Le risque de sous-réaction
« Au regard de nos conclusions et de la probabilité de la poursuite du bras de fer entre la Fed et D. Trump, les investisseurs devraient privilégier une approche par scénarios pour l’allocation d’actifs », indique Peter Van der Welle. « Bien que nous estimions que la probabilité d’une nouvelle érosion de l’indépendance de la Fed ait augmenté, rien n’est certain. »
« En outre, suite à des chiffres décevants de l’emploi non agricole, le marché pourrait reléguer au second plan le débat sur l’indépendance de la Fed si le marché du travail américain s’effondre et que l’inflation reste faible malgré les droits de douane, permettant ainsi à la Fed de réduire ses taux sans que ces mesures soient interprétées comme politiquement motivées. »
« La pression continue exercée sur la Fed compromet son indépendance.

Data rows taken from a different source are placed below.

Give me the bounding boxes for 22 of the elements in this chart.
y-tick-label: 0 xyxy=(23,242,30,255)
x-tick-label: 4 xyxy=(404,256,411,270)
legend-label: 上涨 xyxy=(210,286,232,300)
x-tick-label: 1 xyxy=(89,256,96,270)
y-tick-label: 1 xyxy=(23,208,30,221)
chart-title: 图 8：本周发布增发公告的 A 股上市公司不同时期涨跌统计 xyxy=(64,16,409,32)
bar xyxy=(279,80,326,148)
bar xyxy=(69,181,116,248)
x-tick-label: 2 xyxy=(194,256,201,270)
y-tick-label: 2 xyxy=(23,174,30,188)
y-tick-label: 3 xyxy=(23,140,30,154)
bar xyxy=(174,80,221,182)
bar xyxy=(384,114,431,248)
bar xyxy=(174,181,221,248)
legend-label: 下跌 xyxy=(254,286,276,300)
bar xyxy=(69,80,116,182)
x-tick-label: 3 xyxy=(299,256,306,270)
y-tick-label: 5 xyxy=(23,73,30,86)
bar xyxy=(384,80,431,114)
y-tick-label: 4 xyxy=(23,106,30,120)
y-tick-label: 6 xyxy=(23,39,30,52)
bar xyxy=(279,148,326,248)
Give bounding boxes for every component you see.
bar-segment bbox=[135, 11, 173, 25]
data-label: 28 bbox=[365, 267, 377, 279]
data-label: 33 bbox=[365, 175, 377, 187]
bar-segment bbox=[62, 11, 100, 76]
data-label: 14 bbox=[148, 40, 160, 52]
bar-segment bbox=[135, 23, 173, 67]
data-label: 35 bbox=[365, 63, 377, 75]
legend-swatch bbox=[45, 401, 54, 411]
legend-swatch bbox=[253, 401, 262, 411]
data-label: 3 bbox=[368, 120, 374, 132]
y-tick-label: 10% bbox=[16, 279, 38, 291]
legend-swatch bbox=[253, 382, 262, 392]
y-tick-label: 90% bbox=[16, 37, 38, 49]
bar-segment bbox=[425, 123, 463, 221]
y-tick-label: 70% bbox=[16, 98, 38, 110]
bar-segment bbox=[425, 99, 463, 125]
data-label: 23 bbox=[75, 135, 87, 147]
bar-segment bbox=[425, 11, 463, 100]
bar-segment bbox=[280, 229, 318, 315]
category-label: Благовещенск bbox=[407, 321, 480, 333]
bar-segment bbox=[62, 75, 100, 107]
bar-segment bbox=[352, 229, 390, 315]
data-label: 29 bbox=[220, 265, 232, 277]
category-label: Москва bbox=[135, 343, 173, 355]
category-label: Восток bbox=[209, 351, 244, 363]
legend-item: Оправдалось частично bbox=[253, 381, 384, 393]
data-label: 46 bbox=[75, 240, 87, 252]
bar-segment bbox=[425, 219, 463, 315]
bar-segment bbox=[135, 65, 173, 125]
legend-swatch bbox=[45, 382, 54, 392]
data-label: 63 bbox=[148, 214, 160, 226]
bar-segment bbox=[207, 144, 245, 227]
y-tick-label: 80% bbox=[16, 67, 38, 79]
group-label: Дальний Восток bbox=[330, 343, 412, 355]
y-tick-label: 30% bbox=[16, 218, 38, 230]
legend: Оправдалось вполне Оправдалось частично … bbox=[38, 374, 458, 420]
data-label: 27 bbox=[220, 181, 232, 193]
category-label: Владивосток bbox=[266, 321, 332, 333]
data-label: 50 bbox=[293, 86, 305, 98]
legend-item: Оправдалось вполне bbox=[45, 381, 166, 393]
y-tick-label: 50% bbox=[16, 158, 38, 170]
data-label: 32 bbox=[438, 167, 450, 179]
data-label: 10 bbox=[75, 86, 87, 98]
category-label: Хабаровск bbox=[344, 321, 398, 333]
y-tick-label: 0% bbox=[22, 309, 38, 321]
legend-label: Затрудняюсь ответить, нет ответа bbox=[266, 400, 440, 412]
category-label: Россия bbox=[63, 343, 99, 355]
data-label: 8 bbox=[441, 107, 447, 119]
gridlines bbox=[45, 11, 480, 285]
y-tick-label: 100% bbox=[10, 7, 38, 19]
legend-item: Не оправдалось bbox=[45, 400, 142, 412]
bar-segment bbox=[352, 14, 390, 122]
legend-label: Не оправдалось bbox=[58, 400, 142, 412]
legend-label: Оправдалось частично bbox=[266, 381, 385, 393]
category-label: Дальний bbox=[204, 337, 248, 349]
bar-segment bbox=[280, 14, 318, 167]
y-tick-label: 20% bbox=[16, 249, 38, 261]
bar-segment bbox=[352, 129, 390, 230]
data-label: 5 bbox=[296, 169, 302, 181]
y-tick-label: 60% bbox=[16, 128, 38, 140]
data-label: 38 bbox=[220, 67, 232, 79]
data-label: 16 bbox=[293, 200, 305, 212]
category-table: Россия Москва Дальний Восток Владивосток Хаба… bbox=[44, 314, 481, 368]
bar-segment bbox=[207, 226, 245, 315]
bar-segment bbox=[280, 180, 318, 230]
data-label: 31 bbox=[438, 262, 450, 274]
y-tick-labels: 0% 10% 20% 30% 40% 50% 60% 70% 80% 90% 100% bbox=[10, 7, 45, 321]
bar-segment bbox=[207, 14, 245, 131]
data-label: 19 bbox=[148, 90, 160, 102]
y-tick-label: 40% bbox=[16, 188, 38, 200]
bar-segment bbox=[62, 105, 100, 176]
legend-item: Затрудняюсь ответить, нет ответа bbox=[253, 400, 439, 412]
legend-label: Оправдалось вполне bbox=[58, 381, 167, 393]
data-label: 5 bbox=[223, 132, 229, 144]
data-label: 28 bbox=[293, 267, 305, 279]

Or, comme les marchés ne tiennent pas suffisamment compte des actions politiques de la Maison Blanche, la mauvaise évaluation du risque dans un contexte où la Fed cède à cette pression accroît la probabilité que le marché haussier entre dans une phase d’exubérance. »
Risque d’inflation élevée
Alors que les marchés actions restent pour l’instant impassibles, une reprise de l’inflation pourrait ultérieurement tempérer le marché haussier.
« Les marchés actions pourraient maintenir la pression sur la Fed jusqu’à ce que l’inflation réalisée atteigne 3,5 à 4 %, niveau auquel, historiquement, les actions ont tendance à souffrir et la corrélation entre obligations et actions devient positive », conclut Peter Van der Welle.